UOB Kay Hian (UOBKH) is maintaining its “buy” call on Marco Polo Marine (MPM), but at revised target price of 3.6 cents.
This is up 1.6 cents from their previous 2 cent call and is believed to give the counter an upside of 28.6%, analyst Clement Ho explains in a July 14 note.
His move follows the resilience seen in the rationalised oil & gas offshore support industry throughout the pandemic.
This is the result of minimal newbuilds, more vessels on lay ups and stronger demand in the infrastructure and renewable energy sectors in Southeast Asia, says Ho.
These developments bode well for the integrated marine logistics provider who saw its revenue rise by 13.8% y-o-y to $21.1 million in 1HFY2021 ended March thanks to the commencement of two new construction projects under its ship building division and increased ship repair jobs.
Overall, its core EBITDA (earnings before interest, taxes, depreciation and ammortisation) jumped by 88% y-o-y to $4.0 million in its 1HFY2021.
Ho’s liking for MPM stems from its lean operations following the completion of its corporate restructuring efforts.
So far, the company’s shift towards renewable energy has been successful with close to 20% of its charter fleet supporting offshore windfarm projects in the Asia Pacific region.
“The diversification provides a new utilisation base for MPM’s vessels, particularly on the growing demand specifically from the offshore wind energy industry in Asia, which is in its nascent stage where structures are installed in shallow waters with depth of up to 50-60m,” notes Ho.
MPM’s rig utilisation and day rates are also set to improve as crude oil prices rise, adds Ho.

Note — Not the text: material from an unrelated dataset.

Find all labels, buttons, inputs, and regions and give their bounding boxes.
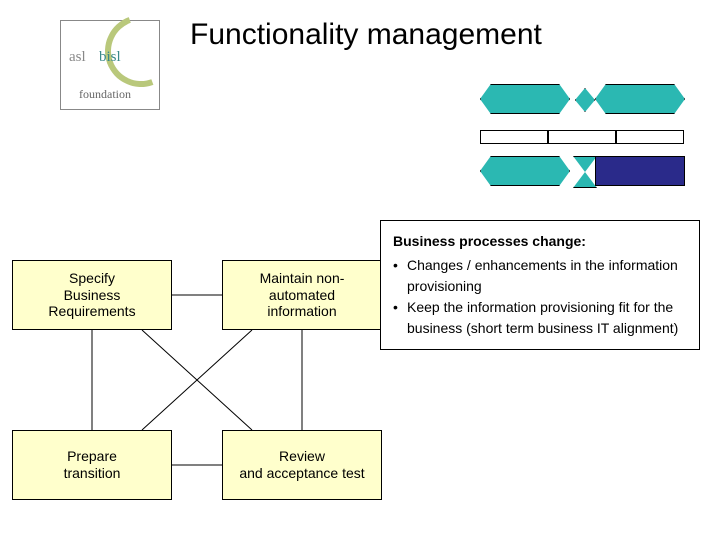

In the past six months, the Brent forward oil price for delivery in end-25 has risen 23% from US$48 ($65.07) per barrel to US$59 per barrel.
This “is a strong reflection that more projects should come on stream due to decent project IRRs; thus being in favour of the increasing oil industry capex,” Ho explains.
Against this backdrop, Ho believes that MPM’s margins should remain positive due to improved sector dynamics after the 2014 oil crisis and effective cost control.
He is also expecting a growing source of stable recurring income from MPM’s ship repair business, with most of its business coming from repeat customers.
Aside from the improvements seen in the industry, Ho says the company’s recent 20% expansion in its ship repair site in mid-June “is a strong signal” of a possible increase in workload.
Historically, the ship repairs segment has seen revenue increasing at a steady pace from an average of 49% in 2HFY2017-2HFY2019 to 57% in 1HFY2020-1HFY2021.
In the most recent 1HFY2021 revenue from the ship repairs business grew by 37% y-o-y thanks to a shift in repair works away from the Singapore yards due to the relatively higher costs.
The combination of improving charter rates, better vessel utilisation rates and an already-impaired book value of 3 cents/share values MPM at 1.1x FY2022 price-to-book (P/B) value.
This is supported by the anticipated rise in core EBITDA from S$5m in FY2021 to $13 million in FY2023, or a 15% CAGR over the 2-year period, notes Ho.
MPM is currently trading at 0.87x FY22F P/B.
As at 10.56am, shares in MPM were down 0.1 cents or 3.44% to 2.8 cents.